United Airlines Earnings: Managing Well in Historic Recession


Tuesday afternoon United airlines (NASDAQ: UAL) became the second airline to report its second quarter results, after Delta airlines (NYSE: DAL) announced a pre-tax loss of $ 7 billion last week ($ 3.9 billion excluding special items).

As expected, United Airlines also accumulated a substantial loss in the last quarter, as the COVID-19 pandemic crushed demand for air travel. However, it did a better job of mitigating the short-term gains and cash flow pressure of the pandemic than Delta. It’s a great achievement, as United faces a more difficult recovery path than perhaps any other airline, due to its strong exposure to long-distance international travel.

United drastically reduces bone costs to stop bleeding

United Airlines revenue fell 87.1% year-over-year last quarter to less than $ 1.5 billion. However, the airline also reduced operating expenses (excluding special items) by a surprising 53.7%, despite not being able to implement involuntary layoffs or licenses due to the terms of its CARES Act payroll support. Including the grant portion of United’s payroll support funds as compensation for payroll expenses, operating costs fell 69.9% year-over-year.

Savings come from virtually every line item. Fuel expense decreased 89.9% due to lower fuel prices and United’s dramatic schedule cuts. Distribution expenses fell 93%, maintenance costs decreased 73.9%, and even wages and benefits expenses decreased 29% year-over-year.

The net result was that United reported a pre-tax loss of $ 2 billion, much better than Delta, and an adjusted pre-tax loss of $ 3.2 billion (also notably better than Delta). Careful capacity management was the key to this successful loss mitigation. United reduced its passenger capacity by 87.8% year-over-year in the last quarter.

A United Airlines plane sitting on a runway

United Airlines recorded a lower loss in the second quarter than Delta Air Lines. Image source: United Airlines.

Regarding the burning of cash, Delta and United were more even. Delta reported that daily cash consumption averaged $ 43 million in the second quarter. United’s cash burn reached $ 40 million per day. Restrictive policies around refunds for canceled flights contributed to United’s slower cash burn.

The charge is a bright spot

In addition to cutting costs, United did a great job capitalizing on an increase in air freight rates last quarter. Airlines typically carry large amounts of cargo in the bellies of airplanes that operate international passenger flights. As countries closed their borders and implemented other travel restrictions, airlines drastically reduced their international schedules, also destroying cargo capacity and causing cargo rates to rise.

United Airlines was one of the first airlines to begin operating cargo-only flights with passenger planes during the pandemic. The first such flight departed on March 19. In mid-April, the airline performed more than 150 cargo flights per week, covering more than two dozen routes. In May, United began placing some cargo in the passenger cabin for these cargo-only flights, further increasing its cargo carrying capacity.

As a result, United Airlines cargo revenue increased 36.3% year-over-year to $ 402 million, contributing more than 27% of the airline’s total revenue in the last quarter. In particular, it achieved this performance even though its cargo volume decreased approximately 40% year-over-year.

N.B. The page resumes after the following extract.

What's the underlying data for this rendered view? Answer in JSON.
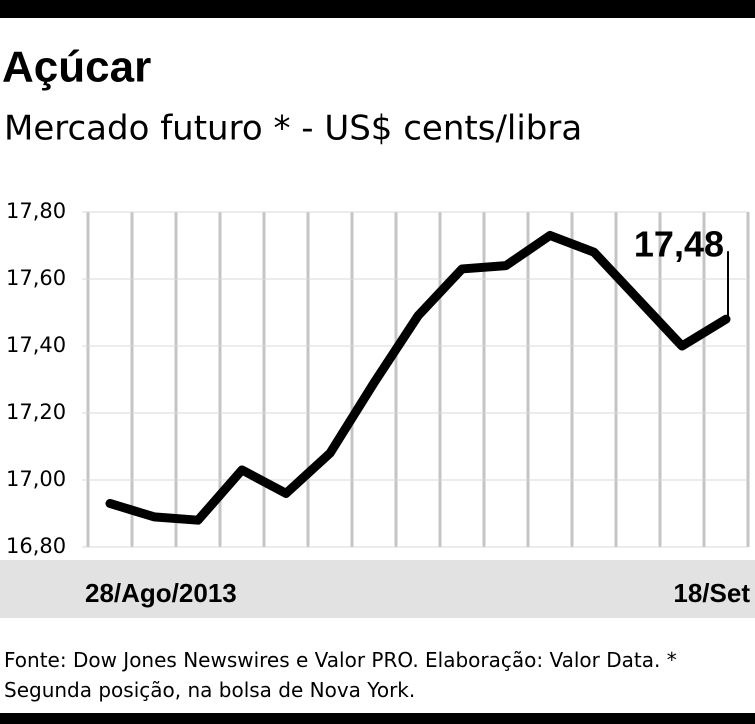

For comparison, Delta’s second-quarter cargo revenue plummeted 41.9% year-over-year to just $ 108 million.

On the right path in a difficult situation

United Airlines CEO Scott Kirby has been realistic since day one of the COVID-19 pandemic, while some of his peers in the airline industry have been overly optimistic. This attitude has served United well thus far, and will likely continue to benefit the airline.

For the third quarter, United Airlines expects to reduce capacity by 65% ​​year-over-year, maintaining a cautious capacity plan in the face of unstable demand. However, with positive ticket sales, United expects daily cash burn to drop to an average of $ 25 million this quarter, with a further improvement in the fourth quarter. And thanks to its aggressive capital-raising actions, the company is on track to have $ 18 billion in liquidity by the end of the third quarter.

This represents a solid cushion of liquidity. It should be enough for United Airlines to cover cash burn and short-term debt maturities for the next 12-18 months while still having plenty of additional cash.

Since United expects revenue to reach 50% of 2019 levels at best before a vaccine becomes widely available, limiting cash burn and maximizing liquidity are extremely important. The next few quarters will be tough, but United Airlines is doing its best to ensure that it emerges from the COVID-19 pandemic strong enough to have a legitimate shot on its return.